Discovered by Benjamin Kunz Mejri of Vulnerability Lab, the first flaw is a high risk ‘VIN Session Vulnerability’ which could allow hackers to remotely compromise the web app.
VIN, or vehicle identification number, is a unique number given to identify each and every motor vehicle on the road.
During a VIN adding session, an attacker could exploit the bug to change the settings for other VINs in the web portal.
The second flaw was given a medium risk rating and is a client-side cross-site scripting issue which allows an attacker to inject malicious script to carry out: “session hijacking, non-persistent phishing, non-persistent external redirects to malicious source and non-persistent manipulation of affected or connected application modules.”
Thus far BMW seems not to have patched the issues, despite being made aware of them back in February.

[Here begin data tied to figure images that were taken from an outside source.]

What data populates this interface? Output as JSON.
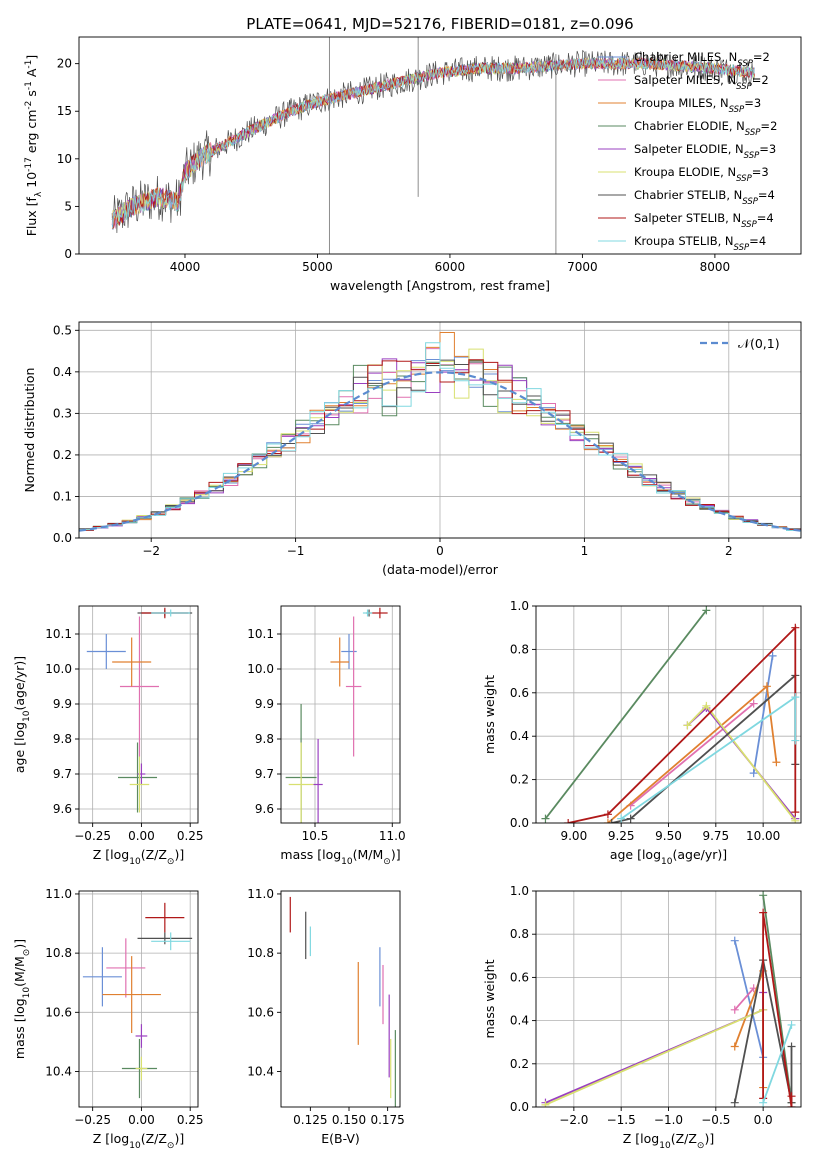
{
  "figure_title": "PLATE=0641, MJD=52176, FIBERID=0181, z=0.096",
  "colors": {
    "Chabrier MILES": "#6a8fd6",
    "Salpeter MILES": "#e070b0",
    "Kroupa MILES": "#e08030",
    "Chabrier ELODIE": "#5a8a60",
    "Salpeter ELODIE": "#9a40c0",
    "Kroupa ELODIE": "#d8e070",
    "Chabrier STELIB": "#505050",
    "Salpeter STELIB": "#b01818",
    "Kroupa STELIB": "#80d8e0",
    "normal": "#5b8bd0"
  },
  "chart_data": [
    {
      "id": "spectrum",
      "type": "line",
      "title": "PLATE=0641, MJD=52176, FIBERID=0181, z=0.096",
      "xlabel": "wavelength [Angstrom, rest frame]",
      "ylabel": "Flux [f$_\\lambda 10^{-17}$ erg cm$^{-2}$ s$^{-1}$ A$^{-1}$]",
      "xlim": [
        3200,
        8650
      ],
      "ylim": [
        0,
        22.8
      ],
      "xticks": [
        4000,
        5000,
        6000,
        7000,
        8000
      ],
      "yticks": [
        0,
        5,
        10,
        15,
        20
      ],
      "grid": false,
      "legend_position": "top-right",
      "continuum": {
        "x": [
          3450,
          3600,
          3800,
          3950,
          4000,
          4100,
          4300,
          4500,
          4800,
          5000,
          5300,
          5600,
          5900,
          6200,
          6500,
          7000,
          7500,
          8000,
          8300
        ],
        "y": [
          3.5,
          5.0,
          6.0,
          5.5,
          8.5,
          10.0,
          11.5,
          13.0,
          15.0,
          16.0,
          17.0,
          18.0,
          19.0,
          19.5,
          19.5,
          20.0,
          20.0,
          19.5,
          19.0
        ]
      },
      "spikes": [
        {
          "x": 5090,
          "y_min": 0,
          "y_max": 22.8
        },
        {
          "x": 5760,
          "y_min": 6,
          "y_max": 22.8
        },
        {
          "x": 6800,
          "y_min": 0,
          "y_max": 21
        }
      ],
      "series": [
        {
          "name": "Chabrier MILES",
          "nssp": "2"
        },
        {
          "name": "Salpeter MILES",
          "nssp": "2"
        },
        {
          "name": "Kroupa MILES",
          "nssp": "3"
        },
        {
          "name": "Chabrier ELODIE",
          "nssp": "2"
        },
        {
          "name": "Salpeter ELODIE",
          "nssp": "3"
        },
        {
          "name": "Kroupa ELODIE",
          "nssp": "3"
        },
        {
          "name": "Chabrier STELIB",
          "nssp": "4"
        },
        {
          "name": "Salpeter STELIB",
          "nssp": "4"
        },
        {
          "name": "Kroupa STELIB",
          "nssp": "4"
        }
      ]
    },
    {
      "id": "residuals",
      "type": "histogram",
      "xlabel": "(data-model)/error",
      "ylabel": "Normed distribution",
      "xlim": [
        -2.5,
        2.5
      ],
      "ylim": [
        0,
        0.52
      ],
      "xticks": [
        -2,
        -1,
        0,
        1,
        2
      ],
      "yticks": [
        0.0,
        0.1,
        0.2,
        0.3,
        0.4,
        0.5
      ],
      "grid": true,
      "bins": 50,
      "legend_position": "top-right",
      "reference_curve": {
        "name": "$\\mathcal{N}(0,1)$",
        "style": "dashed"
      }
    },
    {
      "id": "age_vs_Z",
      "type": "scatter",
      "xlabel": "Z [log$_{10}$(Z/Z$_\\odot$)]",
      "ylabel": "age  [log$_{10}$(age/yr)]",
      "xlim": [
        -0.32,
        0.29
      ],
      "ylim": [
        9.56,
        10.18
      ],
      "xticks": [
        -0.25,
        0.0,
        0.25
      ],
      "yticks": [
        9.6,
        9.7,
        9.8,
        9.9,
        10.0,
        10.1
      ],
      "grid": true,
      "points": [
        {
          "series": "Chabrier MILES",
          "x": -0.18,
          "y": 10.05,
          "xerr": 0.1,
          "yerr": 0.05
        },
        {
          "series": "Salpeter MILES",
          "x": -0.01,
          "y": 9.95,
          "xerr": 0.1,
          "yerr": 0.2
        },
        {
          "series": "Kroupa MILES",
          "x": -0.05,
          "y": 10.02,
          "xerr": 0.1,
          "yerr": 0.07
        },
        {
          "series": "Chabrier ELODIE",
          "x": -0.02,
          "y": 9.69,
          "xerr": 0.1,
          "yerr": 0.1
        },
        {
          "series": "Salpeter ELODIE",
          "x": 0.0,
          "y": 9.7,
          "xerr": 0.02,
          "yerr": 0.03
        },
        {
          "series": "Kroupa ELODIE",
          "x": -0.01,
          "y": 9.67,
          "xerr": 0.05,
          "yerr": 0.08
        },
        {
          "series": "Chabrier STELIB",
          "x": 0.12,
          "y": 10.16,
          "xerr": 0.14,
          "yerr": 0.01
        },
        {
          "series": "Salpeter STELIB",
          "x": 0.12,
          "y": 10.16,
          "xerr": 0.12,
          "yerr": 0.015
        },
        {
          "series": "Kroupa STELIB",
          "x": 0.15,
          "y": 10.16,
          "xerr": 0.1,
          "yerr": 0.01
        }
      ]
    },
    {
      "id": "age_vs_mass",
      "type": "scatter",
      "xlabel": "mass [log$_{10}$(M/M$_\\odot$)]",
      "ylabel": "",
      "xlim": [
        10.28,
        11.05
      ],
      "ylim": [
        9.56,
        10.18
      ],
      "xticks": [
        10.5,
        11.0
      ],
      "yticks": [
        9.6,
        9.7,
        9.8,
        9.9,
        10.0,
        10.1
      ],
      "grid": true,
      "points": [
        {
          "series": "Chabrier MILES",
          "x": 10.72,
          "y": 10.05,
          "xerr": 0.05,
          "yerr": 0.05
        },
        {
          "series": "Salpeter MILES",
          "x": 10.75,
          "y": 9.95,
          "xerr": 0.05,
          "yerr": 0.2
        },
        {
          "series": "Kroupa MILES",
          "x": 10.66,
          "y": 10.02,
          "xerr": 0.06,
          "yerr": 0.07
        },
        {
          "series": "Chabrier ELODIE",
          "x": 10.41,
          "y": 9.69,
          "xerr": 0.1,
          "yerr": 0.21
        },
        {
          "series": "Salpeter ELODIE",
          "x": 10.52,
          "y": 9.67,
          "xerr": 0.03,
          "yerr": 0.13
        },
        {
          "series": "Kroupa ELODIE",
          "x": 10.41,
          "y": 9.67,
          "xerr": 0.08,
          "yerr": 0.12
        },
        {
          "series": "Chabrier STELIB",
          "x": 10.85,
          "y": 10.16,
          "xerr": 0.02,
          "yerr": 0.01
        },
        {
          "series": "Salpeter STELIB",
          "x": 10.92,
          "y": 10.16,
          "xerr": 0.05,
          "yerr": 0.015
        },
        {
          "series": "Kroupa STELIB",
          "x": 10.84,
          "y": 10.16,
          "xerr": 0.03,
          "yerr": 0.01
        }
      ]
    },
    {
      "id": "massweight_vs_age",
      "type": "line",
      "xlabel": "age  [log$_{10}$(age/yr)]",
      "ylabel": "mass weight",
      "xlim": [
        8.8,
        10.2
      ],
      "ylim": [
        0,
        1
      ],
      "xticks": [
        9.0,
        9.25,
        9.5,
        9.75,
        10.0
      ],
      "yticks": [
        0.0,
        0.2,
        0.4,
        0.6,
        0.8,
        1.0
      ],
      "grid": true,
      "series": [
        {
          "name": "Chabrier MILES",
          "x": [
            9.95,
            10.05
          ],
          "y": [
            0.23,
            0.77
          ]
        },
        {
          "name": "Salpeter MILES",
          "x": [
            9.3,
            9.95
          ],
          "y": [
            0.08,
            0.55
          ]
        },
        {
          "name": "Kroupa MILES",
          "x": [
            9.18,
            10.02,
            10.07
          ],
          "y": [
            0.0,
            0.63,
            0.28
          ]
        },
        {
          "name": "Chabrier ELODIE",
          "x": [
            8.85,
            9.7
          ],
          "y": [
            0.02,
            0.98
          ]
        },
        {
          "name": "Salpeter ELODIE",
          "x": [
            9.6,
            9.7,
            10.17
          ],
          "y": [
            0.45,
            0.53,
            0.02
          ]
        },
        {
          "name": "Kroupa ELODIE",
          "x": [
            9.6,
            9.7,
            10.17
          ],
          "y": [
            0.45,
            0.54,
            0.01
          ]
        },
        {
          "name": "Chabrier STELIB",
          "x": [
            9.2,
            9.3,
            10.17,
            10.17
          ],
          "y": [
            0.0,
            0.02,
            0.68,
            0.27
          ]
        },
        {
          "name": "Salpeter STELIB",
          "x": [
            8.97,
            9.18,
            10.17,
            10.17
          ],
          "y": [
            0.0,
            0.04,
            0.9,
            0.05
          ]
        },
        {
          "name": "Kroupa STELIB",
          "x": [
            9.25,
            10.17,
            10.17
          ],
          "y": [
            0.02,
            0.58,
            0.38
          ]
        }
      ]
    },
    {
      "id": "mass_vs_Z",
      "type": "scatter",
      "xlabel": "Z [log$_{10}$(Z/Z$_\\odot$)]",
      "ylabel": "mass [log$_{10}$(M/M$_\\odot$)]",
      "xlim": [
        -0.32,
        0.29
      ],
      "ylim": [
        10.28,
        11.01
      ],
      "xticks": [
        -0.25,
        0.0,
        0.25
      ],
      "yticks": [
        10.4,
        10.6,
        10.8,
        11.0
      ],
      "grid": true,
      "points": [
        {
          "series": "Chabrier MILES",
          "x": -0.2,
          "y": 10.72,
          "xerr": 0.1,
          "yerr": 0.1
        },
        {
          "series": "Salpeter MILES",
          "x": -0.08,
          "y": 10.75,
          "xerr": 0.1,
          "yerr": 0.1
        },
        {
          "series": "Kroupa MILES",
          "x": -0.05,
          "y": 10.66,
          "xerr": 0.15,
          "yerr": 0.13
        },
        {
          "series": "Chabrier ELODIE",
          "x": -0.01,
          "y": 10.41,
          "xerr": 0.09,
          "yerr": 0.1
        },
        {
          "series": "Salpeter ELODIE",
          "x": 0.0,
          "y": 10.52,
          "xerr": 0.03,
          "yerr": 0.04
        },
        {
          "series": "Kroupa ELODIE",
          "x": 0.0,
          "y": 10.41,
          "xerr": 0.03,
          "yerr": 0.04
        },
        {
          "series": "Chabrier STELIB",
          "x": 0.12,
          "y": 10.85,
          "xerr": 0.14,
          "yerr": 0.02
        },
        {
          "series": "Salpeter STELIB",
          "x": 0.12,
          "y": 10.92,
          "xerr": 0.1,
          "yerr": 0.05
        },
        {
          "series": "Kroupa STELIB",
          "x": 0.15,
          "y": 10.84,
          "xerr": 0.1,
          "yerr": 0.03
        }
      ]
    },
    {
      "id": "mass_vs_ebv",
      "type": "scatter",
      "xlabel": "E(B-V)",
      "ylabel": "",
      "xlim": [
        0.106,
        0.183
      ],
      "ylim": [
        10.28,
        11.01
      ],
      "xticks": [
        0.125,
        0.15,
        0.175
      ],
      "xticklabels": [
        "0.125",
        "0.150",
        "0.175"
      ],
      "yticks": [
        10.4,
        10.6,
        10.8,
        11.0
      ],
      "grid": false,
      "points": [
        {
          "series": "Chabrier MILES",
          "x": 0.17,
          "y": 10.72,
          "xerr": 0,
          "yerr": 0.1
        },
        {
          "series": "Salpeter MILES",
          "x": 0.172,
          "y": 10.66,
          "xerr": 0,
          "yerr": 0.1
        },
        {
          "series": "Kroupa MILES",
          "x": 0.156,
          "y": 10.63,
          "xerr": 0,
          "yerr": 0.14
        },
        {
          "series": "Chabrier ELODIE",
          "x": 0.18,
          "y": 10.41,
          "xerr": 0,
          "yerr": 0.13
        },
        {
          "series": "Salpeter ELODIE",
          "x": 0.176,
          "y": 10.52,
          "xerr": 0,
          "yerr": 0.14
        },
        {
          "series": "Kroupa ELODIE",
          "x": 0.177,
          "y": 10.41,
          "xerr": 0,
          "yerr": 0.1
        },
        {
          "series": "Chabrier STELIB",
          "x": 0.122,
          "y": 10.86,
          "xerr": 0,
          "yerr": 0.08
        },
        {
          "series": "Salpeter STELIB",
          "x": 0.112,
          "y": 10.93,
          "xerr": 0,
          "yerr": 0.06
        },
        {
          "series": "Kroupa STELIB",
          "x": 0.125,
          "y": 10.84,
          "xerr": 0,
          "yerr": 0.05
        }
      ]
    },
    {
      "id": "massweight_vs_Z",
      "type": "line",
      "xlabel": "Z [log$_{10}$(Z/Z$_\\odot$)]",
      "ylabel": "mass weight",
      "xlim": [
        -2.4,
        0.4
      ],
      "ylim": [
        0,
        1
      ],
      "xticks": [
        -2.0,
        -1.5,
        -1.0,
        -0.5,
        0.0
      ],
      "yticks": [
        0.0,
        0.2,
        0.4,
        0.6,
        0.8,
        1.0
      ],
      "grid": true,
      "series": [
        {
          "name": "Chabrier MILES",
          "x": [
            -0.3,
            0.0
          ],
          "y": [
            0.77,
            0.23
          ]
        },
        {
          "name": "Salpeter MILES",
          "x": [
            -0.3,
            -0.1
          ],
          "y": [
            0.45,
            0.55
          ]
        },
        {
          "name": "Kroupa MILES",
          "x": [
            -0.3,
            0.0,
            0.0
          ],
          "y": [
            0.28,
            0.63,
            0.09
          ]
        },
        {
          "name": "Chabrier ELODIE",
          "x": [
            0.0,
            0.3
          ],
          "y": [
            0.98,
            0.02
          ]
        },
        {
          "name": "Salpeter ELODIE",
          "x": [
            -2.3,
            0.0,
            0.0
          ],
          "y": [
            0.02,
            0.45,
            0.53
          ]
        },
        {
          "name": "Kroupa ELODIE",
          "x": [
            -2.3,
            0.0
          ],
          "y": [
            0.01,
            0.45
          ]
        },
        {
          "name": "Chabrier STELIB",
          "x": [
            -0.3,
            0.0,
            0.3,
            0.3
          ],
          "y": [
            0.02,
            0.68,
            0.02,
            0.28
          ]
        },
        {
          "name": "Salpeter STELIB",
          "x": [
            0.0,
            0.0,
            0.3,
            0.3
          ],
          "y": [
            0.04,
            0.9,
            0.0,
            0.05
          ]
        },
        {
          "name": "Kroupa STELIB",
          "x": [
            0.0,
            0.3
          ],
          "y": [
            0.02,
            0.38
          ]
        }
      ]
    }
  ]
}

Simon Moffatt, EMEA director of Advanced Customer Engineering at ForgeRock, argued that car makers will increasingly need to focus on device, service and user identity management, as their connected cars become an attractive target for hackers.
"The major problem at present is that there is no correlation between the identity of the driver and the identities of the smart systems within the car. It is really important that these connected car infotainment systems have individual identity profiles that can restrict the operations or data made available,” he said.
“In terms of security, this relationship must be established so that only the vehicle’s operator, whose identity is authenticated in advance, can alter the vehicle settings. This means that if a hacker tries to take control remotely, they will not be able to, because their identity won’t be recognized by the vehicle or its systems. In order to do this, an effective identity management platform must be deployed that can link together all of the relevant identities in the correct context."
As connected cars become ever more sophisticated and filled with embedded computing and other hi-tech components, they become a legitimate target for cyber-criminals.
Last year, Charlie Miller and Chris Valasek released a much-publicised research paper in which they demonstrated how hackers could exploit fundamental vulnerabilities in the architecture to remotely control steering, brakes and other functions of a Jeep Cherokee.